Vickers was also active in international politics. She was from 1960 to 1964 the United Kingdom Delegate ( UK Delegate ) to the Status of Women Commission of the United Nations . In 1962, she was president ( President ) of the Status of Women Committee. From 1967 to 1974 she was a UK delegate to the Council of Europe and the Western European Union (WEU).

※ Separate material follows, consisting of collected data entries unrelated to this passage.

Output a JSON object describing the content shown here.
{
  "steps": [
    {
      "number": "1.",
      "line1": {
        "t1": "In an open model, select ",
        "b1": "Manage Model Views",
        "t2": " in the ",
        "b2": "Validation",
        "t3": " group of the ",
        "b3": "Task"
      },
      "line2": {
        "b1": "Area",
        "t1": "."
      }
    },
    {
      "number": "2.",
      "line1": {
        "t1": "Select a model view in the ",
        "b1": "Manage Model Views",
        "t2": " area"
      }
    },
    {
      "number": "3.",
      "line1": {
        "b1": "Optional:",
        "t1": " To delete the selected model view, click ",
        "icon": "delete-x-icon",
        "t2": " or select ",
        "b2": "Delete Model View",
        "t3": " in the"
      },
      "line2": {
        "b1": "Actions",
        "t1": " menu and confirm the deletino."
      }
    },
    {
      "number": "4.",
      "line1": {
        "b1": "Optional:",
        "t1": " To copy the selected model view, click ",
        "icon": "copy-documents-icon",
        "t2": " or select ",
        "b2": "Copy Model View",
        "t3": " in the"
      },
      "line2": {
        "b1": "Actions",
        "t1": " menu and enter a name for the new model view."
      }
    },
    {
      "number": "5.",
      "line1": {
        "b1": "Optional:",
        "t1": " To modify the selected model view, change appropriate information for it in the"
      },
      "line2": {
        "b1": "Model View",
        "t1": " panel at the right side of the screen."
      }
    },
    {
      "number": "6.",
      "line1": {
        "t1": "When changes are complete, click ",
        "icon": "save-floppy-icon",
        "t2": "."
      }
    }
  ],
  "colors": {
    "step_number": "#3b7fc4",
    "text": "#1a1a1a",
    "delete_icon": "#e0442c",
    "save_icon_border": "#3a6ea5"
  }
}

She was also chairman ( chairman ) of the European-China Association and the Anglo- Indonesian Society. She was further chairman ( chairman ) of the National Center for Cued Speech for the Deaf, and the founder and President ( founder-president ) of the Institute of Qualified Private Secretaries.

Vickers was unmarried.

Membership in the House of Lords

On January 27, 1975, Vickers was made a Life Peeress and became a member of the House of Lords ; she was named Baroness Vickers , of Devonport in the County of Devon . In the House of Lords she sat for the Conservative Party.

Awards

Vickers was made a member of the Order of the British Empire in 1946; this honored her work with prisoners of war during their deployment with the Red Cross in Southeast Asia. In 1964 she was appointed Dame Commander of the Order of the British Empire.

Web links

Individual evidence

  1. a b c d e f g h Baroness Vickers ; Obituary in: The Independent, May 25, 1994
  2. a b c d e f g h Cheryl Law: Woman, A Modern Political Dictionary , 2000, p. 151, ISBN 1-86064-502-X
  3. a b c d e Joan Vickers (Baroness Vickers) ; Curriculum vitae (official website of the Center for Advancement of Women in Politics ); Retrieved November 12, 2013
  4. HOUSING BILL Subsidies text of the speech of November 17, 1955
  5. Dame Joan Helen Vickers, Baroness Vickers on thepeerage.com , accessed September 13, 2016.